L’actualité politique est riche. Extrêmement riche. Non pas en drames judiciaires, qui ne sont que les révélateurs d’une époque. Ces drames se reproduiront tant que les uns et les autres se contenteront de s’émouvoir, mais que personne n’en tirera les conséquence pour serrer la vis. Je veux parler ici du mariage homosexuel et de l’ANI. Deux sujets qui n’ont rien à voir me direz-vous ? Et pourtant… Être muté, recevoir une baisse de salaire, devoir rester plus longtemps le soir. Voilà ce que propose l’ANI. Un coup dur. Je ne sais pas si vous avez déjà vécu cela : mais je crois que beaucoup ont eu à en faire l’expérience.

Imaginez bien. La mutation implique soit de perdre une partie de ses amis, sa famille, soit d’avoir des relations distantes avec eux. Pourquoi diable avons-nous tant besoin de téléphones portables, Skype, Facebook et j’en passe ? Pourquoi ne pouvons-nous simplement plus voir, véritablement voir et pas à travers une machine, nos proches ? Parce qu’ils sont loins. Parce que le patron a décidé que nous devions travailler loin d’eux. C’est ainsi nous disons-nous. Nous ne pouvons faire autrement. Nous ne serions pas mieux lotis après un tel accord sur l’emploi.

Allonger le temps de travail ? C’est moins de temps pour nos enfants, notre mari ou notre femme. Comment simplement vivre ainsi ? Nous ne naissons pas au monde pour travailler. Nous aimerions tous passer plus de temps avec notre famille, nos amis.

Et une baisse de salaire ? Comment faire des projets d’avenir si l’on ne peut plus être sûr de nos revenus ? Faudra-t-il dès lors demander l’accord du patron pour faire un enfant ? Expliquer au gamin qu’il doit arrêter les études parce qu’on ne peut plus les payer ?

Des familles éclatés, peut-être en connaissez-vous ? Mais il y a aussi les difficultés des familles ordinaires. Difficultés variées, complexes. « Les familles heureuses sont semblables ; les familles malheureuses le sont chacunes à leur manière. » disait Tolstoï. Toutefois combien de détruites pour des raisons économiques : la perte d’un boulot, la diminution de revenus, le manque de temps passés avec les enfants ou de celui, oublié, passé avec le conjoint ?

Vous m’aurez compris : l’ANI prépare plus avant la destruction du lien social, déstructure les familles, nous engage dans la solitude de l’homme moderne encore plus avant.

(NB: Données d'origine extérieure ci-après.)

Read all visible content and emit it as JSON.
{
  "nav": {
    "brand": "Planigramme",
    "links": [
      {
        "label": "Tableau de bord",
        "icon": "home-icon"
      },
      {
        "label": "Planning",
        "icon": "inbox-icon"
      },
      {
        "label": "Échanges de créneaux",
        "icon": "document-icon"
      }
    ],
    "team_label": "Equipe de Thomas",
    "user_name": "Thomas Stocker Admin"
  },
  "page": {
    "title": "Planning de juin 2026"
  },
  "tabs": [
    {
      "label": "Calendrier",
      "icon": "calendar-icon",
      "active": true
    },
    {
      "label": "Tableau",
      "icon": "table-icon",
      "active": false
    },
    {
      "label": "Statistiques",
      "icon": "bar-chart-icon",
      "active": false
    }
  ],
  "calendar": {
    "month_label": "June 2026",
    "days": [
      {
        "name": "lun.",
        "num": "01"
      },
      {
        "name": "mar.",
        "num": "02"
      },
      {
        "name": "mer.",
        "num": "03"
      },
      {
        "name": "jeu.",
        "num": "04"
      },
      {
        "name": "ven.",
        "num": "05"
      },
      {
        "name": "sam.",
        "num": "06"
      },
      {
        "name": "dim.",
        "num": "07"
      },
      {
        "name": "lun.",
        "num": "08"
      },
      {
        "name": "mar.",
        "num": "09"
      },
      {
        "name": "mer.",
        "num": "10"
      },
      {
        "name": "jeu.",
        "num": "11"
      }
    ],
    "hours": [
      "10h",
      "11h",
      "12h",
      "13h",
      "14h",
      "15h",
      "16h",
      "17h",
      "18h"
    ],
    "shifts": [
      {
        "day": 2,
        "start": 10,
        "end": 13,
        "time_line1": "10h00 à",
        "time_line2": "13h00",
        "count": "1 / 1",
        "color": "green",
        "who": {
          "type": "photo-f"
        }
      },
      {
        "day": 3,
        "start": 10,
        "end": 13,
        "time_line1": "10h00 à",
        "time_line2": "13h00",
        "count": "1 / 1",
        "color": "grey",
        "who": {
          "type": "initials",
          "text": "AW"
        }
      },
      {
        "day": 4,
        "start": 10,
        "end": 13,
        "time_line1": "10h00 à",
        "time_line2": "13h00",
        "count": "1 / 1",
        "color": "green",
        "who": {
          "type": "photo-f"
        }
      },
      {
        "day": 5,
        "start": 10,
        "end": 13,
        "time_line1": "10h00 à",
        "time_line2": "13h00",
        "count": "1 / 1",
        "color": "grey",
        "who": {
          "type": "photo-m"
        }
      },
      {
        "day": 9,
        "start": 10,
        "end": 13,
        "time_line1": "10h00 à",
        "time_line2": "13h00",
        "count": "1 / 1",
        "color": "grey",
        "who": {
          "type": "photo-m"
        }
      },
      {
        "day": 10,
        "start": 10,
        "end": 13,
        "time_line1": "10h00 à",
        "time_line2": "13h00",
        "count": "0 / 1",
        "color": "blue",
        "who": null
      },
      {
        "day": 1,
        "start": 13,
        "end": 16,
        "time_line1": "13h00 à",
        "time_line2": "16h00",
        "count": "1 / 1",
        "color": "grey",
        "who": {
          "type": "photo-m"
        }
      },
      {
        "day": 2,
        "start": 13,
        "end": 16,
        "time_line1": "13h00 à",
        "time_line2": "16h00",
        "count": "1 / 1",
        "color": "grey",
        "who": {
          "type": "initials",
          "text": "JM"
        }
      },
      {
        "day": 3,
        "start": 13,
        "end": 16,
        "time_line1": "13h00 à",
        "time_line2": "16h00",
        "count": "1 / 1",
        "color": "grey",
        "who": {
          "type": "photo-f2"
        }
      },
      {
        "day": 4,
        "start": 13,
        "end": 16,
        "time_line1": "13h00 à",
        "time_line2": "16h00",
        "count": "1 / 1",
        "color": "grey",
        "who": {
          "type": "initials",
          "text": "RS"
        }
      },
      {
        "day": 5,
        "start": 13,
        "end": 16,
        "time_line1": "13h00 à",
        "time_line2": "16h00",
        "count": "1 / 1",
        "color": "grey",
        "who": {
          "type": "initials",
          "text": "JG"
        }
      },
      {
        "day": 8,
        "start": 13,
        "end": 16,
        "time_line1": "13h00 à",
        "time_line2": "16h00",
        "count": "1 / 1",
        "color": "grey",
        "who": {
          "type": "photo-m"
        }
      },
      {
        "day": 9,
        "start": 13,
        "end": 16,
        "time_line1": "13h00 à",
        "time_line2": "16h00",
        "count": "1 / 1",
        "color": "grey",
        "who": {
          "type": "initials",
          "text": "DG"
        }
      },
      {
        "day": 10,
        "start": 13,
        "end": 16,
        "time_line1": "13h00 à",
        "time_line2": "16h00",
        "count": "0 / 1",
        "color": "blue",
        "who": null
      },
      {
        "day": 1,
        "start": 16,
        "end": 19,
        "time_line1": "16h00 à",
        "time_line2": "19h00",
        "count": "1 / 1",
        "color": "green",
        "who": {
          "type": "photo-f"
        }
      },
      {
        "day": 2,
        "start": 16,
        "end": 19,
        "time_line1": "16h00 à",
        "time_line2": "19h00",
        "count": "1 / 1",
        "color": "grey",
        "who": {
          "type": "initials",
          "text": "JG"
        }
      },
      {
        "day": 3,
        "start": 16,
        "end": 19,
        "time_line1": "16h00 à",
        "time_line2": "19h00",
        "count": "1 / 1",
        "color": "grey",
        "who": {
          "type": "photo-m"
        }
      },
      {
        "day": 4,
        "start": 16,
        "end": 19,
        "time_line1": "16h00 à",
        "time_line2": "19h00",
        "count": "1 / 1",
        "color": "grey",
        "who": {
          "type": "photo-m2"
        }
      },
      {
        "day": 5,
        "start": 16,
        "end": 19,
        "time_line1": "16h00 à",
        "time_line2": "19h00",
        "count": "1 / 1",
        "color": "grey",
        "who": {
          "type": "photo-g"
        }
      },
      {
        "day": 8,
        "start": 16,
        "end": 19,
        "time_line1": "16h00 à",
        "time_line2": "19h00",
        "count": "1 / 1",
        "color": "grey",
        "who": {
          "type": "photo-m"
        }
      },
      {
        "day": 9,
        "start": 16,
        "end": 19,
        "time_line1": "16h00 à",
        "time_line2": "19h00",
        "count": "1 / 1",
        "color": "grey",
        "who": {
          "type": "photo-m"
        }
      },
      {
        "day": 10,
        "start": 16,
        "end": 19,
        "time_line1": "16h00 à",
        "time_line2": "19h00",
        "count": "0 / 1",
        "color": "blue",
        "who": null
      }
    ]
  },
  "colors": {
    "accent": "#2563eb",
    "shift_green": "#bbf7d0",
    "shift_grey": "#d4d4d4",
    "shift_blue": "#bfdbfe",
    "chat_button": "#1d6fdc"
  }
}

Dans le même temps, la gauche vote le mariage homosexuel. Alléluia – je ne devrais pas dire cela ! Ce fut une vaste comédie. Les uns réclamaient liberté, les autres égalité. Des slogans. Rien de plus. Aucun argument de fond ; juste de quoi unir le camp de la gauche, lui laisser encore l’illusion d’exister. Les grands principes ainsi lancés prêchent dans le désert ; ils ne convainquent que les convaincus. La droite, à cela, a avancé un argument de fond : son inquiétude de voir détruire la structure familliale. Elle prétextait que la famille est la base de toute société. La base, je ne saurai dire… mais un élément important. E. Todd nous le dit bien assez. Et la gauche qui faisait la sourde oreille ! Pitoyable. Mais vous avez compris pourquoi je vous ai tant parlé de l’ANI. L’homosexualité ne détruit pas les familles à ma connaissance, l’ANI le fait assez sûrement.

C’est ainsi qu’il fallait comprendre les inquiétudes des gens autour du mariage homosexuel : le lien social est de plus en plus distant, les familles de plus en plus éclatées. Si la gauche méprise cela et la droite y répond, c’est la droite qui rafle la mise. Bien sûr, sur une bêtise, sur un épouvantail : le refus du mariage homosexuel. La gauche fit l’insouciante, comme de coutume, de peur de concéder à la droite un argument légitime et un fait de société réel. C’était pourtant l’occasion parfaite de parler de l’ANI, le destructeur des familles et des liens amicaux. L’on pouvait mettre ainsi la droite et la fausse gauche face à leur propre contradiction ; l’on pouvait dire à l’une, la cynique : si la structure familliale est si importante, refusez l’ANI ! ; l’on pouvait dire à l’autre, l’hypocrite : pas de mariages, homosexuels ou non, pérennes sans travail stable !

De la fausse gauche, je n’en attends plus rien depuis qu’elle s’est noyée dans la justice. Mais de la vrai gauche ? Bordel ! Arrêtons de camper sur des positions intenables, refuser tout débat, pour n’aligner que des slogans. Il faut répondre aux attentes du peuple. Et, je vais choquer, savoir écouter le peuple de droite. Peut-être se trompe-t-il. Mais l’idéal de justice que nous revendiquons tous, qu’en faites-vous ? Cet idéal là ordonne de ne pas rejeter les gens de droite ; il commande de savoir les écouter, de répondre à leurs attentes. Nous avions là une occasion en or de les convaincre, de convaincre au-delà de notre propre camp, d’une pierre deux coups sur le mariage homosexuel et l’ANI. Mais par fierté, peut-être… on ne su écouter ce que les gens de droite, pas les pourris à la tête de l’UMP et du FN, mais le peuple, avaient à dire.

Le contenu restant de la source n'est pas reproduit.